Buku yang pertama diterbitkan tahun 1968 ini mengisahkan prosesnya, subjektif dari sudut pandang Watson, mulai dari pertemuannya dengan Francis Crick yang nyentrik, ketertarikannya meneliti DNA (alih-alih studinya sendiri tentang virus), proses berpikir mereka dalam menyelidiki struktur DNA, persaingan akademik dan ‘balapan’ menemukan struktur DNA ‘melawan’ Linus Pauling, dijalin dengan cerita-cerita pribadi secara apa adanya tanpa ditutup-tutupi. Masuk kategori memoar mungkin ya.

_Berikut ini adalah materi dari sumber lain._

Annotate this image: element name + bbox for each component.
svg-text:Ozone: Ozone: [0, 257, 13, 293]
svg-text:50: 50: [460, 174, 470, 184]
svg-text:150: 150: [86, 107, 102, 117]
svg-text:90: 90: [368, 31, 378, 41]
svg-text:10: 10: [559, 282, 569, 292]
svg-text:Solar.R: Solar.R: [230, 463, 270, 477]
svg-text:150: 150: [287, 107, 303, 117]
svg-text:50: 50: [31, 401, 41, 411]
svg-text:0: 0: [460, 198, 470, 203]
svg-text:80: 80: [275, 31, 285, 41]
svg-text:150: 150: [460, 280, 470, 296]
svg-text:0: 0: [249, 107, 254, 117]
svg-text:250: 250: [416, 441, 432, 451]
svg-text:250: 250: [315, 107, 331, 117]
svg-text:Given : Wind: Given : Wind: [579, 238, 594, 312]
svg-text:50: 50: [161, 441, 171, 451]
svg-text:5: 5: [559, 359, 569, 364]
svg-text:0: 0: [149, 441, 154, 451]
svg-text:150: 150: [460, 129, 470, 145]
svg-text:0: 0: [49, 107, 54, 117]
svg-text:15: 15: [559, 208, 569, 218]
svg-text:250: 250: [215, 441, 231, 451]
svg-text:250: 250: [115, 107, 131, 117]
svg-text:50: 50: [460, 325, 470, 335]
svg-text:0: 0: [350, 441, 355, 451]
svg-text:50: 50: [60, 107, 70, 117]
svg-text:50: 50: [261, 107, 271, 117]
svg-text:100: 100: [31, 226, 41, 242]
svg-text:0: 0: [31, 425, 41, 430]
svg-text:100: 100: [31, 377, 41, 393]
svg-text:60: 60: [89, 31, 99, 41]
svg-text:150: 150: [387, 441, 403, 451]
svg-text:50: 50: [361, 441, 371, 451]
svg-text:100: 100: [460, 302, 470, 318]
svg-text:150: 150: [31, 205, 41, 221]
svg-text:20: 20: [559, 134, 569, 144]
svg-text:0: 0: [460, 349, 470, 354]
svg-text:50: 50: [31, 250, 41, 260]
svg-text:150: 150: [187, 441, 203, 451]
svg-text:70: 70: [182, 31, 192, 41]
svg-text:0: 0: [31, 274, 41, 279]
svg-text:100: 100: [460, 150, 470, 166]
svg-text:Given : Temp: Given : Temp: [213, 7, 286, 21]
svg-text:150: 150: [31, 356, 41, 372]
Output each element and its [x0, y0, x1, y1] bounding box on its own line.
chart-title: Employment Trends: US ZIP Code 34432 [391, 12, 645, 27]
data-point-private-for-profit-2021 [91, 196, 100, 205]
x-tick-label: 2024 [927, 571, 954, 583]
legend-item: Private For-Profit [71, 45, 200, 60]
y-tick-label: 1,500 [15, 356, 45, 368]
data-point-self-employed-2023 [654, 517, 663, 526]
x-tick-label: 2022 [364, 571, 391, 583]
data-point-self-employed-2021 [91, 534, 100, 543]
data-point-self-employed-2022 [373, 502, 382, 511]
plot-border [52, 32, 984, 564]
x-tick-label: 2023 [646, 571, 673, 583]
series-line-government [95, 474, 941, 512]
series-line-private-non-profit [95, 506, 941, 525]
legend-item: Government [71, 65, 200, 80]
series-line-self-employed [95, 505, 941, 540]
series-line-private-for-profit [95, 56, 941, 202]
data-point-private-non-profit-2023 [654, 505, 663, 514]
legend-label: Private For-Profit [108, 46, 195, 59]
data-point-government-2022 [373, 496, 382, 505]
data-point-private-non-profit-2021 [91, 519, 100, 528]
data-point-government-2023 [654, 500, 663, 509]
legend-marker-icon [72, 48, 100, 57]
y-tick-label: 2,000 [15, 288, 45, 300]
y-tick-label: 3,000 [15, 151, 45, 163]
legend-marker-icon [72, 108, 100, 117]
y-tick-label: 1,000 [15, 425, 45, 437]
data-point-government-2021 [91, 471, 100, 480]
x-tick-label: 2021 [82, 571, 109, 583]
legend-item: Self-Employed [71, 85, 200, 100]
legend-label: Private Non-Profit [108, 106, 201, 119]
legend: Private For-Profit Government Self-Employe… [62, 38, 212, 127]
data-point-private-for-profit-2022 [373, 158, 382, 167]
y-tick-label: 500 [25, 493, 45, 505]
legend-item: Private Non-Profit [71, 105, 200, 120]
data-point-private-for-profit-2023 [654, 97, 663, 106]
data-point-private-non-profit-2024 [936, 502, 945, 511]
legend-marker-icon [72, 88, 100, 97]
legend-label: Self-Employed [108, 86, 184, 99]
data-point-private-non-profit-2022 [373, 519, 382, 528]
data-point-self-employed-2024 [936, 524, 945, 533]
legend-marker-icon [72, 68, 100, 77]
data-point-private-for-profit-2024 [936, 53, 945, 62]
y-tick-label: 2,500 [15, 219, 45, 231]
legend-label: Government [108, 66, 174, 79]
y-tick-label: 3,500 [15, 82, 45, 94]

Meskipun saya nggak ngerti 50% isi buku ini karena penuh dengan istilah kimia, tapi saya bisa menangkap ceritanya. Betul kata Randy Olson, Watson pintar bercerita. Banyak dramanya, banyak suspensenya, kadang lucu, kadang ngeselin, tapi sangat manusiawi. Ilmuwan juga manusia, dengan segala kekurangan dan kelebihannya.
Buku ini memang bercerita tentang proses penemuan struktur DNA double helix, tapi menurut saya buku ini juga mengandung pelajaran bagus tentang sikap judgmental, bias, dan yang paling penting adalah tentang KONTEKS.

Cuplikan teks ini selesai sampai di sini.